By Joseph Erunke
The federal government says that millions of graduates in the country are unemployed because they do not possess the specific skills required for the job market. The Permanent Secretary, Federal Ministry of Education, Arch. Sonny Echono said this recently in Abuja during a two-day National Conference on Technical and Vocational Education and Training, TVET. He said the development created a shortfall of adequately skilled educated workforce and that is one of the major constraints to the growth and development of our country.
The conference was organized by the Federal Ministry of Education in collaboration with the Skills Development for Youth Employment, SKYE programme, funded by the German Federal Ministry of Economic Development and implemented by the German Development Cooperation, GIZ
Echono noted that most of the graduates from various universities of technology, polytechnics, colleges of education (technical) and technical colleges nationwide do not have specific skills required for the job market. In other words, they lacked market-relevant skills. The situation results in having millions of Nigerian graduates unemployed.
Speaking at the event which aimed at repositioning Nigeria’s technical and vocational education and training through policy and legislative options, Echono explained that given the situation, the present administration’s emphasis is on technical, vocational education and training (TVET) and skills acquisition. He explained that the federal government took this position in recognition of the fact that TVET is the bedrock of the socio-economic growth and development of any country.
Echono said that government at all levels had been making frantic efforts to make Nigerian young-adults relevant in the current economic development by establishing technical colleges, polytechnics, mono-technics, vocational enterprise institutions (VEIs) and innovation enterprise institutions (IEIs) and model skills training centers (MSTC) which would equip them with technical and vocational skills through formal and non-formal channels across the states of the federation.
At the conference titled: “Repositioning Technical and Vocational Education and Training (TVET) through Policy and Legislative Options for National Development”, the Permanent Secretary explained that the main focus of the conference was to develop synergy among the stakeholders of technical and vocational education and training (TVET) in Nigeria through policy and legislative options which would serve as a foundation for (TVET) development, coordination and effective implementation in Nigeria.
Echono observed that there was no doubt that an epic gap existed between the skilled manpower needs of the country and what was currently available and assured participants that the initiative was highly welcome by the federal government of Nigeria. The initiative would enhance the achievement of the administration’s ‘change mantra’ through effective manpower development and a viable skill acquisition programme in areas of technology that would enhance national development. And to that effect, the federal government had embarked on the establishment of Skill Training Centers (STCs) to energize government’s comprehensive efforts at youths’ skill capacity-building through investment in Technical Vocational Education and Training (TVET).”

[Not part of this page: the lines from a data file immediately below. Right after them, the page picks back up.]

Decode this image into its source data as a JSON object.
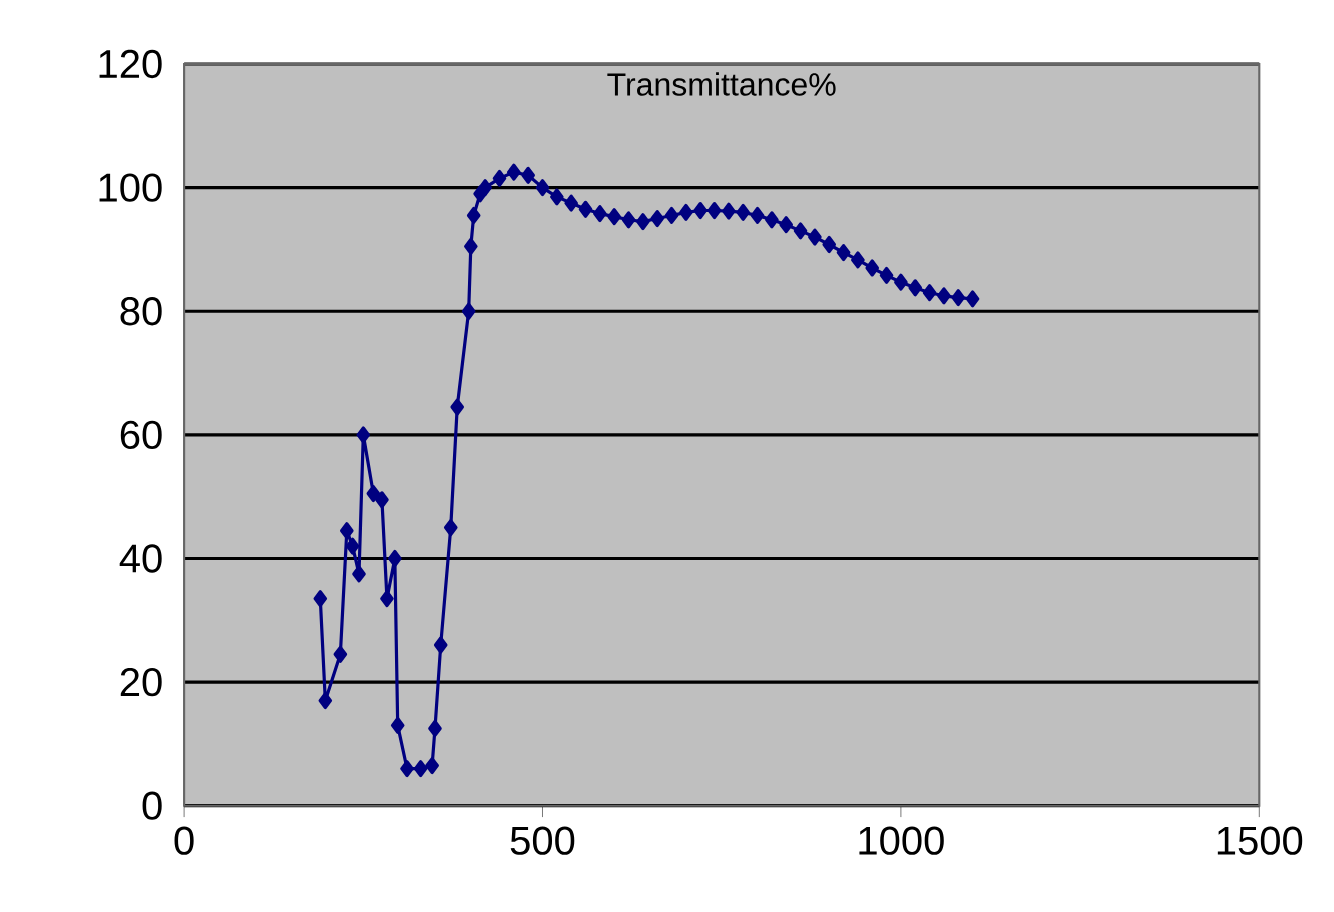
{
  "chart_data": {
    "type": "line",
    "title": "Transmittance%",
    "x": [
      190,
      197,
      218,
      227,
      235,
      244,
      250,
      264,
      276,
      283,
      294,
      298,
      311,
      330,
      346,
      350,
      358,
      372,
      381,
      397,
      400,
      404,
      413,
      420,
      440,
      460,
      480,
      500,
      520,
      540,
      560,
      580,
      600,
      620,
      640,
      660,
      680,
      700,
      720,
      740,
      760,
      780,
      800,
      820,
      840,
      860,
      880,
      900,
      920,
      940,
      960,
      980,
      1000,
      1020,
      1040,
      1060,
      1080,
      1100
    ],
    "series": [
      {
        "color": "#000080",
        "values": [
          33.5,
          17,
          24.5,
          44.5,
          42,
          37.5,
          60,
          50.5,
          49.5,
          33.5,
          40,
          13,
          6,
          6,
          6.5,
          12.5,
          26,
          45,
          64.5,
          80,
          90.5,
          95.5,
          99,
          100,
          101.5,
          102.5,
          102,
          100,
          98.5,
          97.5,
          96.5,
          95.8,
          95.3,
          94.8,
          94.5,
          95,
          95.5,
          96,
          96.3,
          96.3,
          96.2,
          96,
          95.5,
          94.8,
          94,
          93,
          92,
          90.8,
          89.5,
          88.3,
          87,
          85.8,
          84.7,
          83.8,
          83,
          82.5,
          82.2,
          82
        ]
      }
    ],
    "xlim": [
      0,
      1500
    ],
    "ylim": [
      0,
      120
    ],
    "xticks": [
      0,
      500,
      1000,
      1500
    ],
    "yticks": [
      0,
      20,
      40,
      60,
      80,
      100,
      120
    ],
    "grid": "y",
    "marker": "diamond",
    "line_style": "solid"
  }
}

He commended the effort and support of GIZ in bringing together all the stakeholders of TVET as think tanks in repositioning TVET through policy and legislative options. “We sincerely hope that this will create a window of opportunity for public and private establishments to further support and promote the development of TVET,” he said.
Speaking at the event, Head of Programme, Skills Development for Youth Employment, SKYE, Hans Ludwig Bruns said it was the right time for all relevant stakeholders within the TVET sector to jointly work on the TVET reform process. “This is needed to provide better vocational education for the young people in Nigeria” he explained. According to him, Nigeria is currently facing tremendous challenges in terms of sustainable job creation and productivity.
The high numbers of unemployment and underemployment have become major socio-economic challenges over the past decade.
“It is connected to the issue of skills development which is interlinked to the challenges of adjusting TVET policies, regulations and implementation. It cannot be over-emphasized that high quality and relevant vocational education and training are a prerequisite for economic development. The topic is a high priority in the reform agenda in many countries and Nigeria is not an exception. It is worthy to note that the government of Nigeria has taken important steps forward in establishing the National Skills Council under the chairmanship of the Vice President of the Federal Republic of Nigeria, with the objective to develop skills for the country through TVET. However, challenges are still remaining. Public education providers need to make education and training more relevant to the demand of the private sector. The momentum of reform to achieve good results is now and will need rapid steps to provide quality vocational education to the high number of young people who are already in or will be joining vocational education and training in the coming years,” he said.